The weekend left me little time for reflection, propelled as it was by my in-laws' visit and Jeff's departure for the airport.

(Did I mention that for my first week as a stay-at-home mom, Jeff will be in Barcelona? Isn't that just side-splittlingly unfunny?)

Now it's Sunday evening, the cusp of a week not dictated by the strictures of a 9-to-5 schedule. I feel . . .I don't know, kind of hollow. I'm sad about leaving work, I'm nervous about how this upcoming week will proceed. I don't regret my decision to stay home at all, but I'm not as elated as I think I should be.

Bear with me as I adjust this set. It might take a while.

Monday, April 04, 2005

A Page Right Out of Traditional Home Magazine

I've never wanted the kind of house that contains a lot of useless decorations -- a museum-grade living room, for example, or curio cabinets bursting with unicorns or thimble collections.

Yet here we are, saddled with bric a brac that I doubt will ever be considered utilitarian. When I bought it, I thought it would be valuable one day.

I was wrong.


Question Update

If I owe you some questions, please accept my apologies for the delay -- they're coming, really. Just not this week. This is my last week of work, and in addition to the rather disconcerting amount of actual work left to do, there's the task of sorting through 13 years worth of files. Questions for me: Why did I think that all this junk was worth saving? Did I really think that memos from 1992 could somehow be relevant any more?

Thanks for your patience.

Friday, April 01, 2005

Is It Getting Warm in Here, or Is It Just Me?

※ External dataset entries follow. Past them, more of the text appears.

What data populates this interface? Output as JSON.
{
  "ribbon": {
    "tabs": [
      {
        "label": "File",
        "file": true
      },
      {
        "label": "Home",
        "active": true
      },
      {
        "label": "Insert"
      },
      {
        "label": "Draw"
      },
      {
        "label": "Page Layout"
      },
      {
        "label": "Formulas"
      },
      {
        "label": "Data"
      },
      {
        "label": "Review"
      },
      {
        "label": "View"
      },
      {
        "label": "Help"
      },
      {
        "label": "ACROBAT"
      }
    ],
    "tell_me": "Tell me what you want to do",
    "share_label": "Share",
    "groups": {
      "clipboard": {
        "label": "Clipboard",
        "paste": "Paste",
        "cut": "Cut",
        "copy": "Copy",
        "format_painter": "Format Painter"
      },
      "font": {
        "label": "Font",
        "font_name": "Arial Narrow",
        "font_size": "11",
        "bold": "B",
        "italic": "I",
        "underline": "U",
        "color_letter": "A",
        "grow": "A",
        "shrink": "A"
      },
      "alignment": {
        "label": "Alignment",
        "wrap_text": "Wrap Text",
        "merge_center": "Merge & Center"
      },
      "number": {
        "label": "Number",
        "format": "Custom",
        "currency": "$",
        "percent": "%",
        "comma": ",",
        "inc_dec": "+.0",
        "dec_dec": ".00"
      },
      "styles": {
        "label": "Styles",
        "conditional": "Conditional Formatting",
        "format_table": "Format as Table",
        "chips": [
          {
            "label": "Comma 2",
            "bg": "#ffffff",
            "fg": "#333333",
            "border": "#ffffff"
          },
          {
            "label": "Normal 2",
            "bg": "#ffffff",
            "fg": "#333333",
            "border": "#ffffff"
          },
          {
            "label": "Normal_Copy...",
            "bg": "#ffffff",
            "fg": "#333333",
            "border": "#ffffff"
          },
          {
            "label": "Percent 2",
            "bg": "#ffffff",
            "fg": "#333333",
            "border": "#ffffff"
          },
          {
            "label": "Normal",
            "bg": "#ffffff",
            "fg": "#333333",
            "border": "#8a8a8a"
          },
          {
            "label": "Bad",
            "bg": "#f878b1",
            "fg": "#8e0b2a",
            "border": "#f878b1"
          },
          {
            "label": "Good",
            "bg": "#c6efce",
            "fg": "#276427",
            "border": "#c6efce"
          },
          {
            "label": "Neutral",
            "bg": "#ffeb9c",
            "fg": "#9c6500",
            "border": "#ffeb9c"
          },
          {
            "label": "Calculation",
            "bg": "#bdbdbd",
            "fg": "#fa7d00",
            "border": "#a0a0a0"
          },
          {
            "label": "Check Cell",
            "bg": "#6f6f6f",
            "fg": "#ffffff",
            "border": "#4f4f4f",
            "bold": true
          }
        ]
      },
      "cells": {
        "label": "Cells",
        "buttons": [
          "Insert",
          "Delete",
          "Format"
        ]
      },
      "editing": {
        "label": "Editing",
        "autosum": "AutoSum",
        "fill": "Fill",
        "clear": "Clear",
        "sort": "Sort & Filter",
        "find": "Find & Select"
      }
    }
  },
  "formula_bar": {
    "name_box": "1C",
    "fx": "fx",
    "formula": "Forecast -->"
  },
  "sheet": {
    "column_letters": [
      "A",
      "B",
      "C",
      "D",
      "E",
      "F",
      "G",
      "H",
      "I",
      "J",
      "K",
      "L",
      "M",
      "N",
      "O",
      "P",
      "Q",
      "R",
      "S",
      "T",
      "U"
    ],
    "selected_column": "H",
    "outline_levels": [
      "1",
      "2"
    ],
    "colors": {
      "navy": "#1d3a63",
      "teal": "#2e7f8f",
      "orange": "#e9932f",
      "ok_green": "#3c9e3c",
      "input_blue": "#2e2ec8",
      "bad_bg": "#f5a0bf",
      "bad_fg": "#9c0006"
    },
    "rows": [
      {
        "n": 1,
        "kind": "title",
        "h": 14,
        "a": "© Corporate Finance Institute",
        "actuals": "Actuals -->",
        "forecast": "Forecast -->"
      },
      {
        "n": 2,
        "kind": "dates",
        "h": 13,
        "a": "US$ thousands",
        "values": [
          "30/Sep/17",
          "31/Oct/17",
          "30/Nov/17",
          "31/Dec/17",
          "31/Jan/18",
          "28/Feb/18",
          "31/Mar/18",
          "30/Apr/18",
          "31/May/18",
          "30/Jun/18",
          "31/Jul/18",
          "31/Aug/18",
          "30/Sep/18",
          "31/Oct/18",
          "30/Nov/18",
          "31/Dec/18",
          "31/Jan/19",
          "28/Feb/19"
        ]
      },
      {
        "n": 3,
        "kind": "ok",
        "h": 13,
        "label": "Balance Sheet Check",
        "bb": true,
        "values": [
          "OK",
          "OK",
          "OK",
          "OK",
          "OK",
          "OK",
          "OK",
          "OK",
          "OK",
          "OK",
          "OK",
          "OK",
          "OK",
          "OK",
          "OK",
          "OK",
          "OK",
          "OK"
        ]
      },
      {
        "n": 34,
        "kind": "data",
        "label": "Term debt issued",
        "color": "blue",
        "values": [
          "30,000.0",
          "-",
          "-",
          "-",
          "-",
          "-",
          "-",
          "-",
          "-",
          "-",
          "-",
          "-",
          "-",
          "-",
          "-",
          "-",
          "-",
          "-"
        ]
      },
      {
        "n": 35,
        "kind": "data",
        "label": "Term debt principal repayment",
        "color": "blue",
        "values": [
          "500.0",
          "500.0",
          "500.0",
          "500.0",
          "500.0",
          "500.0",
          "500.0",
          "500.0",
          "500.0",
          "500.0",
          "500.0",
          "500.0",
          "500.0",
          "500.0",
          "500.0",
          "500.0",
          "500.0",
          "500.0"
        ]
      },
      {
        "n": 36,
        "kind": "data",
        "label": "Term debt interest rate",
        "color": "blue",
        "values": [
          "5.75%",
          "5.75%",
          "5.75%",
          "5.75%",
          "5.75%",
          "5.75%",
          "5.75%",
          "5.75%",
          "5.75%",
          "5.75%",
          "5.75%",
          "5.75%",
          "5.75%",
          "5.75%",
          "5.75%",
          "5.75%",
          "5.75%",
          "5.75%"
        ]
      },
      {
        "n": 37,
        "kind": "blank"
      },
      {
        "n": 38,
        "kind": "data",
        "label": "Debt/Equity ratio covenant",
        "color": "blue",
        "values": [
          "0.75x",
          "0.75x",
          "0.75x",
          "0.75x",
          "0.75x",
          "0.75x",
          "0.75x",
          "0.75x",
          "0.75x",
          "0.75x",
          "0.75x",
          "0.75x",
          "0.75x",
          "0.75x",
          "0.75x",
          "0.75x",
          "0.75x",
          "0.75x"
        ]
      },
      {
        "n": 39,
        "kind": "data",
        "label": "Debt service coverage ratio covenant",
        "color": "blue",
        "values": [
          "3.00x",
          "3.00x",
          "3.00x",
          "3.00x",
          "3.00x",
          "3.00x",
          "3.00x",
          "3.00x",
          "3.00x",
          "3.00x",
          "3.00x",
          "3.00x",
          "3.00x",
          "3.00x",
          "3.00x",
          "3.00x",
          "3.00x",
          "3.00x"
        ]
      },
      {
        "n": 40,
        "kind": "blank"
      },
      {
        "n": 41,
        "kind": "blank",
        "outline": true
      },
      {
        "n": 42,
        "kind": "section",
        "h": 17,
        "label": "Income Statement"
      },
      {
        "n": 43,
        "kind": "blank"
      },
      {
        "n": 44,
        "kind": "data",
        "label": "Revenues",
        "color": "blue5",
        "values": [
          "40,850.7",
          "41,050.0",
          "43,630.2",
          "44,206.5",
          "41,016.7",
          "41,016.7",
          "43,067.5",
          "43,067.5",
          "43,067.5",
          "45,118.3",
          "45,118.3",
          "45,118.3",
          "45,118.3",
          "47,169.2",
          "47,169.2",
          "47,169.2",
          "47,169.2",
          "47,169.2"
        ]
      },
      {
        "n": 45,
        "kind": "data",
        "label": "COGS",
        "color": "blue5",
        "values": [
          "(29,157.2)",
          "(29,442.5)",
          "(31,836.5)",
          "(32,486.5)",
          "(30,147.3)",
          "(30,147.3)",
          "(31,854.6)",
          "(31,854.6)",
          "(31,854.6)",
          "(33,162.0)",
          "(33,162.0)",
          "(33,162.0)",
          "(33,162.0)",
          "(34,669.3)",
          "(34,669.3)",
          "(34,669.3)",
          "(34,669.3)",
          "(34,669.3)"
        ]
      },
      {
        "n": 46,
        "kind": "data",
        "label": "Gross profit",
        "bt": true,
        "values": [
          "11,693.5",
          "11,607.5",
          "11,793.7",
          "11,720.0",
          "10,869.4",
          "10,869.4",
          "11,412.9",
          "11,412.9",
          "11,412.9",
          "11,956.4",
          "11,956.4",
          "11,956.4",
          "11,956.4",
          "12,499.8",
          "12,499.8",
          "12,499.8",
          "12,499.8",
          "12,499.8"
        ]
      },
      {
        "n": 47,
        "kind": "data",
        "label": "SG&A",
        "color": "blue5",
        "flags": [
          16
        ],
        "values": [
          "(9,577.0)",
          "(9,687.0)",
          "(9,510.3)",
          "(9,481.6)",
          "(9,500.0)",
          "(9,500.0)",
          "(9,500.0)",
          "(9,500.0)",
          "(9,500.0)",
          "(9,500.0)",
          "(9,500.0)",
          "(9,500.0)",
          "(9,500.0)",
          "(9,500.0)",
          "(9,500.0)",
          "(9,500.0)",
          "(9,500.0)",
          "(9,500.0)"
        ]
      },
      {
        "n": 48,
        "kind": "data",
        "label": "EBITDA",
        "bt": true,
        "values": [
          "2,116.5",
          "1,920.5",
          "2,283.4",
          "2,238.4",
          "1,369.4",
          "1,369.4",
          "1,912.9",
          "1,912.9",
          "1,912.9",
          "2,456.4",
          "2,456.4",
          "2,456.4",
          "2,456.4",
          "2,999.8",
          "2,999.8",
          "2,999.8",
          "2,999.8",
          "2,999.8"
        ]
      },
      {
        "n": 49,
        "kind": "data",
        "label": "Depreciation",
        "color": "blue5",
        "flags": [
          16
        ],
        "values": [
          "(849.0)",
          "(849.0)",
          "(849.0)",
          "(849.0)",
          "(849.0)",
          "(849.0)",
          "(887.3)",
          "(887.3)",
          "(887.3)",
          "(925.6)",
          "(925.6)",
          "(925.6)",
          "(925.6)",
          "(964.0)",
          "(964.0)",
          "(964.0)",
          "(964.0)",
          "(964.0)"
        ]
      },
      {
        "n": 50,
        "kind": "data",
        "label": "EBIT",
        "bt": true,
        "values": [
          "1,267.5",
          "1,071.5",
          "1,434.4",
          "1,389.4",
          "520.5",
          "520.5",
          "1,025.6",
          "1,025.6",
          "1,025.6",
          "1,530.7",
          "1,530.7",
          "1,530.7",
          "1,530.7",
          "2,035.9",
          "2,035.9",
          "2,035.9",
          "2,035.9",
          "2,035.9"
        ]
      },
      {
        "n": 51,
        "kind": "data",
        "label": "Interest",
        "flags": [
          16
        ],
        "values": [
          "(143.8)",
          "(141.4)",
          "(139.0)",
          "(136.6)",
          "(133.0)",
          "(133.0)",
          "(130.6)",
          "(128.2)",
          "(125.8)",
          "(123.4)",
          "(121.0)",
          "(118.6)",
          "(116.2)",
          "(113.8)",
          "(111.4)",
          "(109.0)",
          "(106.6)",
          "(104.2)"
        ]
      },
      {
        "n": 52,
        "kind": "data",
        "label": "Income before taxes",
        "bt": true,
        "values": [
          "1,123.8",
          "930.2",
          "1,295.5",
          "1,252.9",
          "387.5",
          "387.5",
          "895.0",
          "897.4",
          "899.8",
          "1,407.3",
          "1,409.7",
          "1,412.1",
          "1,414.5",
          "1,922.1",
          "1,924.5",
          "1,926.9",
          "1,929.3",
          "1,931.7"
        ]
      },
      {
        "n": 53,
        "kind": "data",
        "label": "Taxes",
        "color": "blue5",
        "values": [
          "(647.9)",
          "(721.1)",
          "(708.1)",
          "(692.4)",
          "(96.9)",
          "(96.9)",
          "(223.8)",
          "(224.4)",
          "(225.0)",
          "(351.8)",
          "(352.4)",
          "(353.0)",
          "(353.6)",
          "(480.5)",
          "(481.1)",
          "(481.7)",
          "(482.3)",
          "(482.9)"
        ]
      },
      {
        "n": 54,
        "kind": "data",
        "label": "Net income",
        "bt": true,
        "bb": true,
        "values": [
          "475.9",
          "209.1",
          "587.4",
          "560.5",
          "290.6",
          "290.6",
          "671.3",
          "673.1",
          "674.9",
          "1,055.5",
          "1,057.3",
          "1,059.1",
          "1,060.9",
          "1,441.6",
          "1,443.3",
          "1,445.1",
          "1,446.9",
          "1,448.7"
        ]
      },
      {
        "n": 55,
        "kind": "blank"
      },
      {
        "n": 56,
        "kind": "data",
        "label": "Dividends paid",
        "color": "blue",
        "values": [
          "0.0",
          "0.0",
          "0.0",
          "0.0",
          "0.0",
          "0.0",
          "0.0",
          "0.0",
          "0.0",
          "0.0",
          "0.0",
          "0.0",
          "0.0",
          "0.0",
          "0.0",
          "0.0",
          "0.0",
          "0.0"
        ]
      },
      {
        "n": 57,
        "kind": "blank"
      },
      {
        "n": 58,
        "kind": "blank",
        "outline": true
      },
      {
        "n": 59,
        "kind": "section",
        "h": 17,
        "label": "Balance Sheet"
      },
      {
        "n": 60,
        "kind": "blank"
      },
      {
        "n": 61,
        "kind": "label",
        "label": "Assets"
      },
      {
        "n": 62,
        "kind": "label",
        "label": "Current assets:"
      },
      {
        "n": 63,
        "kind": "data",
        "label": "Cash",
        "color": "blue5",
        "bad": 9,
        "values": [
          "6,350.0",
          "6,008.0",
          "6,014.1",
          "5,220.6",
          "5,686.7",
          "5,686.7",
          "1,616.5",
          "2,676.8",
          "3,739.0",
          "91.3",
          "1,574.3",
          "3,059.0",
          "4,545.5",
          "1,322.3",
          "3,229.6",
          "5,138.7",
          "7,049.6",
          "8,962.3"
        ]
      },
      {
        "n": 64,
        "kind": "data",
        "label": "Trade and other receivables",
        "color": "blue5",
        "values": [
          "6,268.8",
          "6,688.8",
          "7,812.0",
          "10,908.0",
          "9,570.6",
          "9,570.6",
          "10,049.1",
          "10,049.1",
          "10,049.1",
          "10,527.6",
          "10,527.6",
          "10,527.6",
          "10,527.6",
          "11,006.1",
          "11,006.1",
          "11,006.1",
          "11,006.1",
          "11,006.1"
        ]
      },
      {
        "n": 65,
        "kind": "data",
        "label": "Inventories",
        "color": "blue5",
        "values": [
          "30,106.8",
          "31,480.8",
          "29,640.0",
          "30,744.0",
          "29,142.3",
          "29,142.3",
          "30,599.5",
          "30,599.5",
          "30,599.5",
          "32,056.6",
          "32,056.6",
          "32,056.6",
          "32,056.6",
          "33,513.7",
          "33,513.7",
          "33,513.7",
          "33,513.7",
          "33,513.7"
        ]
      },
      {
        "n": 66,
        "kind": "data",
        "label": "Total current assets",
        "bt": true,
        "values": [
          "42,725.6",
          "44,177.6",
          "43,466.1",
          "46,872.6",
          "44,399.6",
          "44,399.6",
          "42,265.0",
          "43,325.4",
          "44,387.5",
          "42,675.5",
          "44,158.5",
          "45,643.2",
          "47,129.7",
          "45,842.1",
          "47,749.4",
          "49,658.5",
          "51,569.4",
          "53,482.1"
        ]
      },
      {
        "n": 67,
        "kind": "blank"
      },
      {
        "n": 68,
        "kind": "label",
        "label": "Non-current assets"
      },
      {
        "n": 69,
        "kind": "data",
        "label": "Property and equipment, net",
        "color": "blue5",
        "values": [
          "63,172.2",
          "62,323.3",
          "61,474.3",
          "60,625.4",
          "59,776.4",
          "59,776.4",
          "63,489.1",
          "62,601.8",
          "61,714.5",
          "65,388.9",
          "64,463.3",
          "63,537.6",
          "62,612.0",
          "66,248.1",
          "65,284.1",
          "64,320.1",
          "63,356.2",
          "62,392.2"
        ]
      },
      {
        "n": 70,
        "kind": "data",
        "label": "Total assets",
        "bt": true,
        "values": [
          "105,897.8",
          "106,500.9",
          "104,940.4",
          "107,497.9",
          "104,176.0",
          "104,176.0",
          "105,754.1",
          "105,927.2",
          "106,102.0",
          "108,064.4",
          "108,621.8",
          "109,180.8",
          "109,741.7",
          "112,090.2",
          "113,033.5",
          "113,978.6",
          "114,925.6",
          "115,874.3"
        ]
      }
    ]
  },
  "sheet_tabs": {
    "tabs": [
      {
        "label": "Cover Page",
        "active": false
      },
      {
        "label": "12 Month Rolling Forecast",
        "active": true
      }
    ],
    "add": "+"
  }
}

The world today, it worries me something fierce.

Yet somehow, I could never get my knickers in too much of a twist over genetic engineering. Sure, I found the whole Dolly spectacle rather unsettling, but Frankenfood has ranked pretty low on my Things To Freak Out About list.

Having recently finished Margaret Atwood's Oryx and Crake, though, I just might have to reprioritize that list.

Atwood is back in dystopic-world territory. Whereas The Handmaid's Tale focused on a nightmare future in which women had no control over their own fertility (or lives, for that matter), Oryx and Crake's scenario concerns an Earth that has survived a global-warming disaster; it's a world in which genetic engineering, corporate domination, and the desire for everlasting youth have run completely amuck.

I'm not a big science fiction fan, but this book gripped me from the first pages. In a way, the structure and pacing (not to mention subject matter) of the book seemed almost Michael Crichton-ish. And despite the overall gloomy tone, I can see that Atwood must have taken no small measure of glee in creating some of the inhabitants of this hell on earth. Some of my favorites:

-- Pigoons, a tricked-out pig developed to grow organs for harvesting
-- Rakunks, a charming hybrid of rat and skunk
-- ChickieNobs, a thoroughly alarming creature that consists just of specific chicken parts (all drum sticks, for example)
-- NooSkins BeauToxique Treatment for minor skin embellishment and The Fountain of Youth Total Plunge for a complete replacement of the customer's epidermis

I didn't find Oryx and Crake as frightening as The Handmaid's Tale, or as nuanced, but it unnerved me sufficiently that I'll be viewing future news stories of the next great genetic feat a lot more dubiously.